Aksiyomatik kavramlar, realitenin olgularına işaret ettiğinden; yani, bir "inanç" veya keyfi seçim meselesi olmadığından; verili bir kavramın aksiyomatik olup olmadığını belirlemenin yolu, şu olguyu gözlemlemektir: aksiyomatik bir kavramdan kaçılamaz; aksiyomatik bir kavram, bütün bilgide zımnen mevcuttur; aksiyomatik bir kavramı reddetme teşebbüsünde dahi, o aksiyomatik kavramın kabul edilip kullanılması zorunlu olur.

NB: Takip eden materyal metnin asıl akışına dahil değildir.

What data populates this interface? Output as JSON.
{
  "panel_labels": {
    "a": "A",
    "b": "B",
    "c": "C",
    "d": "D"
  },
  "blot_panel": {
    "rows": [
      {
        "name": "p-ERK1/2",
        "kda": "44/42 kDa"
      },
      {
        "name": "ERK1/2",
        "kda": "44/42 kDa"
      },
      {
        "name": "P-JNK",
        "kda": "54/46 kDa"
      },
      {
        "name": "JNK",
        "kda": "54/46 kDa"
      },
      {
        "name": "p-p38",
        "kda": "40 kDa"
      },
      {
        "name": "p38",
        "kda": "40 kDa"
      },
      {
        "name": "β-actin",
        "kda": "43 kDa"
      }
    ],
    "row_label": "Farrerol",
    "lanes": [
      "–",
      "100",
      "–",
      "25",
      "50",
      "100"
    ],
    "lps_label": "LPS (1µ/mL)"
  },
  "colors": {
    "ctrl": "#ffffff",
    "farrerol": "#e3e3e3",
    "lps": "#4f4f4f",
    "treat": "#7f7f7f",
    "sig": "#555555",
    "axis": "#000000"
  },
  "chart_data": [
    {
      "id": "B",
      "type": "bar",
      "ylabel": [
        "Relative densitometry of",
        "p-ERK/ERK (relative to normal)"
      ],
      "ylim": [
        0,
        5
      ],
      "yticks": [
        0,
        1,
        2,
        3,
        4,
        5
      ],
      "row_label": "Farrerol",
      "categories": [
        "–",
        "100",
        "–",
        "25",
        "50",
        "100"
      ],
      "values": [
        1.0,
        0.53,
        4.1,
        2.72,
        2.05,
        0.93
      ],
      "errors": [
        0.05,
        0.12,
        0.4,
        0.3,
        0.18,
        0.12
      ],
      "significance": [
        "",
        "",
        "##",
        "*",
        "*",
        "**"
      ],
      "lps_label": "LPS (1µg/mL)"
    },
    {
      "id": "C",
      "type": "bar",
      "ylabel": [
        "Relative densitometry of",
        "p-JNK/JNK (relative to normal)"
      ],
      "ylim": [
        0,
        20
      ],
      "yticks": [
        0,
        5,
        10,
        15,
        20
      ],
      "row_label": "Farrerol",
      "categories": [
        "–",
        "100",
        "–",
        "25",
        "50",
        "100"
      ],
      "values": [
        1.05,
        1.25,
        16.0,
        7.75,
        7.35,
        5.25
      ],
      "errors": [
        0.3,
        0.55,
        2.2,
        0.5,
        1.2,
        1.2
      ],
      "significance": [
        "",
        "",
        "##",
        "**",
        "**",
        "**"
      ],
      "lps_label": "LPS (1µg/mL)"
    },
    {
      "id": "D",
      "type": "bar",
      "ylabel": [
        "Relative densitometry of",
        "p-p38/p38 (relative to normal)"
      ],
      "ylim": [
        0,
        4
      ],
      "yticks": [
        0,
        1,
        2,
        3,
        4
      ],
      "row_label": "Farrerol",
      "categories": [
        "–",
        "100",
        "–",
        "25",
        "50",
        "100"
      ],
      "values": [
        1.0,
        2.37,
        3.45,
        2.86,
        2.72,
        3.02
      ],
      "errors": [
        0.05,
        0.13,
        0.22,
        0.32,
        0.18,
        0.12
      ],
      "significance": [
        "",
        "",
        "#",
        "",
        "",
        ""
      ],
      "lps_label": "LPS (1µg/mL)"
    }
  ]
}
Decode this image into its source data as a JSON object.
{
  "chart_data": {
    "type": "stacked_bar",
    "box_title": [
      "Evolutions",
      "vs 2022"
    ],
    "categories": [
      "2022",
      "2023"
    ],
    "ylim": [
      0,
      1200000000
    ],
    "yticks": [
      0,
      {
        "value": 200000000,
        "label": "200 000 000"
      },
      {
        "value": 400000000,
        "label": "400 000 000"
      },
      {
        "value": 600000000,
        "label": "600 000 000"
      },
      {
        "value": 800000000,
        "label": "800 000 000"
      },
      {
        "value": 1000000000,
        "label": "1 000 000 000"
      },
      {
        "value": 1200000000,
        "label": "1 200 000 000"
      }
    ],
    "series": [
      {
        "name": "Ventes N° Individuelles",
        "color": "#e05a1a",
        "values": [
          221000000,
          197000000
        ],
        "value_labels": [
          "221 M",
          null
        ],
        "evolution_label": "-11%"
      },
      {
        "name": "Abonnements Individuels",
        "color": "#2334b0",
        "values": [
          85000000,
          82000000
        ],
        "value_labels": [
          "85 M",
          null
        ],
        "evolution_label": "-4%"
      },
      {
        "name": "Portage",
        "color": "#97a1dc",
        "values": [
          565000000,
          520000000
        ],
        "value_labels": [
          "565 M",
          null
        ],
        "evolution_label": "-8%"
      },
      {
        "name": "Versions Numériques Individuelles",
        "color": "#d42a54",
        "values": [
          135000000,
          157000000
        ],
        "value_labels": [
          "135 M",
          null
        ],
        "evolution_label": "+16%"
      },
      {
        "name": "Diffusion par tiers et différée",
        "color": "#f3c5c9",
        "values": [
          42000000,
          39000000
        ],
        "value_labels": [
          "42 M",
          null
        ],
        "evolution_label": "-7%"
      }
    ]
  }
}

Mesela; bazı modern filozoflar, aksiyomların keyfi bir seçim meselesi olduğunu ilan etmişler ve temel olmayan -kompleks, türev- bazı kavramların, kendi sözde akıl yürütmeleri içindeki, sözde aksiyomlar olarak seçmişlerdir; ama, bütün argümanlarında, şu olgu gözlemlenebilir: cümleleri, inkar ettiklerini söyledikleri "mevcudiyet," "kimlik" ve "bilinç" aksiyomatik kavramlarını zımnen bulundurur ve onlar üzerine bina olur; bu aksiyomatik kavramlar, değeri teslim edilmemiş "çalıntı kavramlar" olarak argümanlarına kaçaklar halinde sokulmuştur. ("Çalıntı kavram" yanılgısı: bir yandan, bir kavramın genetik köklerinin (yani, o kavramın mantıken bağlı olduğu daha önceki kavramların) geçerliğini inkar ederken, öte yandan o kavramı kullanmaktır.)
Bu noktada bir hususa dikkat çekmek yararlı olacak: aklın düşmanlarının galiba bildiği, fakat aklın sözde savunucularının keşfetmediği olgu şudur: aksiyomatik kavramlar, insan zihninin muhafızları ve aklın temelidir; aksiyomatik kavramlar, aklın temel taşı, mihenk taşı ve alamet-i farikasıdır; akıl tahrip edilmek isteniyorsa, aksiyomatik kavramlar tahrip edilir.
Şu olguyu gözlemleyin: mistisizmin ve irrasyonelizmin her ekolünde yazılmış yazıların hepsinde, şaşırtmacalar, rasyonelizasyonlar ve iki-anlama-çekilebilecek ifadelerle (bir yandan, akla sadakat nutukları çeken; öte yandan, "daha yüksek" bir tür rasyonellikten bahseden ifadelerle) dolu anlaşılmaz ve sıkıcı laf kalabalığının arasında er veya geç ortaya çıkar ki: en sık raslananı "kimlik" olmak üzere, aksiyomatik kavramların (metafizik veya genetik statüsünün) geçerliği açıkça inkar edilmektedir. (Mesela; Kant ve Hegel, "kimlik" aksiyomatik kavramının inkarında; Sartre ve Heidegger, "mevcudiyet" ve "bilinç" aksiyomatik kavramlarının inkarında uzmanlaşmıştır.)
Bir insanın akla sadakat çığlıkları, tek başına anlamsızdır: "akıl" aksiyomatik değil, karmaşık ve türev bir kavramdır. Ve, özellikle Kant'ın usta olduğu kavram-çalma felsefi tekniği, akıl yoluyla aklı inkar etme çabası, bayat bir hile haline gelmiştir. Bir insanın, bir teorinin veya bir felsefi sistemin rasyonel olup olmadığı anlaşılmak isteniyorsa, aklın geçerliğini kabul edip etmediğini sormak yararsızdır; aksiyomatik kavramlar konusundaki tutumu, bütün gerçeği ifade edecektir.